The San Francisco-based startup that’s caught the eyes of VCs, to the tune of $181.2 million invested in less than a year, is also licensing its platform under the fauxpen source Elastic License.

Airbyte co-founders
Airbyte co-founders John Lafleur, COO (left) and Michel Tricot, CEO (right) on a rooftop in San Francisco where the company is headquartered. SOURCE: Airbyte

AirByte, a basically open source startup that specializes in connectors for data channels, caught the attention of venture capitalists in a big way in 2021, with three funding rounds completed during the year that raised a total of $181.2 million, for a valuation of $1.5 billion. Not bad for a startup that won’t enter its second year until early 2022.

It also seems to have avoided what could have been a kerfuffle with open sourcers with a decision to license the software that runs its SaaS platform with the Elastic License v2. This move came with the risk of generating a bit of unwanted controversy, since the license is one of a spate of licenses that have been created during the last five years or so that some are derisively calling “fauxpen source,” because they have some of the trappings of open source but are believed to not qualify for approval by the Open Source Initiative standards organization.

AirByte is in the unsexy business of marketing and building the connectors necessary for data pipelines that carry massive amounts of data from databases, data warehouses, and data lakes to locations that could include on-premises storage or cloud data warehouses such as Amazon Redshift, BigQuery, and Snowflake. These pipelines are becoming increasingly important, as data is being collected and stored everywhere and connectors, such as the ones AirByte markets, are what makes these pipelines possible.

“Airbyte solves two problems,” the company said in a statement back in May. “First, companies always have to build and maintain connectors on their own [and] most ‘long tail’ data connectors are orphans that are not supported by closed-source ELT technologies. Second, data teams often have to do custom work around pre-built connectors to make them work within their data architecture.”

ELT (or more commonly ETL, depending on the order in which data is being moved and processed) stands for “extract, load, transform,” which describes the data pipeline process.

“Open-source addresses both problems with a growing user community that supports more and more connectors, which can be shared and used widely,” Airbyte added.

AirByte on a Roll

The importance of these pipelines to large enterprises is made evident by the amount of money that AirByte has raised in 2021.

On Friday, the company announced that it had raised more than $150 million in a Series B funding round led by Altimeter Capital and Coatue Management, and also included investments from Thrive Capital, Salesforce Ventures, Benchmark, Accel, and SV Angel.

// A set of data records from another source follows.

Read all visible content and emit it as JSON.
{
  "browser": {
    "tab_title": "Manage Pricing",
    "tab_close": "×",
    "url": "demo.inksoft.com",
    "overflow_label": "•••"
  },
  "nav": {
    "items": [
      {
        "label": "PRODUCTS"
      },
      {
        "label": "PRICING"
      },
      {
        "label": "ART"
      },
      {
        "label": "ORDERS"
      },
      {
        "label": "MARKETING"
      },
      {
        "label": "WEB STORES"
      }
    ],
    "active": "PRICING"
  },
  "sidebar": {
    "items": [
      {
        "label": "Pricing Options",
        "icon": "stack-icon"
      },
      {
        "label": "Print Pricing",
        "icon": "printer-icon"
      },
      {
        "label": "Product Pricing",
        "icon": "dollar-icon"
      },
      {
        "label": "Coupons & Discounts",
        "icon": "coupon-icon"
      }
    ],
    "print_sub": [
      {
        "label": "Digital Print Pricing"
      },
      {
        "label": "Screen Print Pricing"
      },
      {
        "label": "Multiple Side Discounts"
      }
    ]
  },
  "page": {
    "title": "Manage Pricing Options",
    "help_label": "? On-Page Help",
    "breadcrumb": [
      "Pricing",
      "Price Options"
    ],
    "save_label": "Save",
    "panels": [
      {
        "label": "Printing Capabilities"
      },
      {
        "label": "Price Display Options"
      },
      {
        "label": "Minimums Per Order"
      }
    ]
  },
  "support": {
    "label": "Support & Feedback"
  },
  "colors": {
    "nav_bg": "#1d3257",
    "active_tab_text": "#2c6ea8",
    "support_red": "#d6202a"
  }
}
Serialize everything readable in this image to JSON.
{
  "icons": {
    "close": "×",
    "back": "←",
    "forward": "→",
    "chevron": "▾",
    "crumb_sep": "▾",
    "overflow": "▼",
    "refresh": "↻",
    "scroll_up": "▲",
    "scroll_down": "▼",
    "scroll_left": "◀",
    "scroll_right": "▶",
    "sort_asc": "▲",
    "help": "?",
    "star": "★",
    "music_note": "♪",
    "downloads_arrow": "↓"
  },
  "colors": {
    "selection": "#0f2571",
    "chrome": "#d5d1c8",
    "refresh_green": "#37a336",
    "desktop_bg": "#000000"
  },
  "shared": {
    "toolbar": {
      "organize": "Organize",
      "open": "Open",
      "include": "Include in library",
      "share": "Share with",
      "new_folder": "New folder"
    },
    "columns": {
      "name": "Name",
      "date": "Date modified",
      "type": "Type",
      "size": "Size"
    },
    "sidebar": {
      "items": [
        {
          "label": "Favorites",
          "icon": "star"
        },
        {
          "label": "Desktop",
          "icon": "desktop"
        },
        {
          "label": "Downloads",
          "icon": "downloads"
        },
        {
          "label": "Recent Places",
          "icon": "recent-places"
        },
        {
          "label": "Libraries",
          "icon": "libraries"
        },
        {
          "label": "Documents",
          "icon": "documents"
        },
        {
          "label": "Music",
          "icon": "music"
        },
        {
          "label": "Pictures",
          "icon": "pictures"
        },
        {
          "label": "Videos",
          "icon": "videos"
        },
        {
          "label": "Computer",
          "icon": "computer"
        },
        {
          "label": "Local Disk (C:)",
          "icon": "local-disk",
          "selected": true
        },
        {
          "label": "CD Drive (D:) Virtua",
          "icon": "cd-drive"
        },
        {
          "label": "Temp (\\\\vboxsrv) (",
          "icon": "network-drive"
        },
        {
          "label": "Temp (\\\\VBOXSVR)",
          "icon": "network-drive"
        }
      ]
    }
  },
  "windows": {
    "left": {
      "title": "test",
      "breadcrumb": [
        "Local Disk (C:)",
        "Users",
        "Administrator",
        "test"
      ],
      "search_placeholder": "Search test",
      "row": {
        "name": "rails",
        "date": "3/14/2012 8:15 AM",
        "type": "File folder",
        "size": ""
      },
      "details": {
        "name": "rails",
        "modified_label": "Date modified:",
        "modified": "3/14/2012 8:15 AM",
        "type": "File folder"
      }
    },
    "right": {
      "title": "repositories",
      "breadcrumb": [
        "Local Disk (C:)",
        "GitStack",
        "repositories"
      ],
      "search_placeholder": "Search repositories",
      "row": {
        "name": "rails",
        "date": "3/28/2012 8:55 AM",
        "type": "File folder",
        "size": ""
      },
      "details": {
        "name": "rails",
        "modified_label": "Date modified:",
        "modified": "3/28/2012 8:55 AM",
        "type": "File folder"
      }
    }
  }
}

“Airbyte has already made a huge impact in a very short period of time and has more than 1,000 companies lined up to take advantage of its Airbyte Cloud data service that is starting to roll out,” Jamin Ball, a partner at Altimeter Capital said in a statement. “There is tremendous market momentum on top of Airbyte’s disruptive model to involve its users in building the ecosystem around its data integration platform.”

This round followed a $26 million Series A round that closed in May and was led by Benchmark, with participation from 8VC, Accel, SV Angel, and Y Combinator, as well as Shay Bannon, co-founder and CEO of Elastic, Auren Hoffman, co-founder of LiveRamp, and Dev Ittycheria, CEO of MongoDB. At that time, Chetan Puttagunta, a Benchmark general partner took a seat on Airbyte’s board of directors.

The Series A round was preceded by a $5.2 million seed round that closed in February, with investors that were led by Accel, followed by 8VC, and Y Combinator.

Harnessing Its Open Source Community

In March, shortly after the seed funding round, Airbyte’s chief operating officer and co-founder, John Lafleur, told me that the details of exactly how the startup would monetize the connectors they were giving away for free would have to wait until after the next funding round, which at the time he figured was about a year away.

“To be honest, we’re really focused on the open source part, so that means we won’t be focusing on monetization until the series A round in 2022,” he said.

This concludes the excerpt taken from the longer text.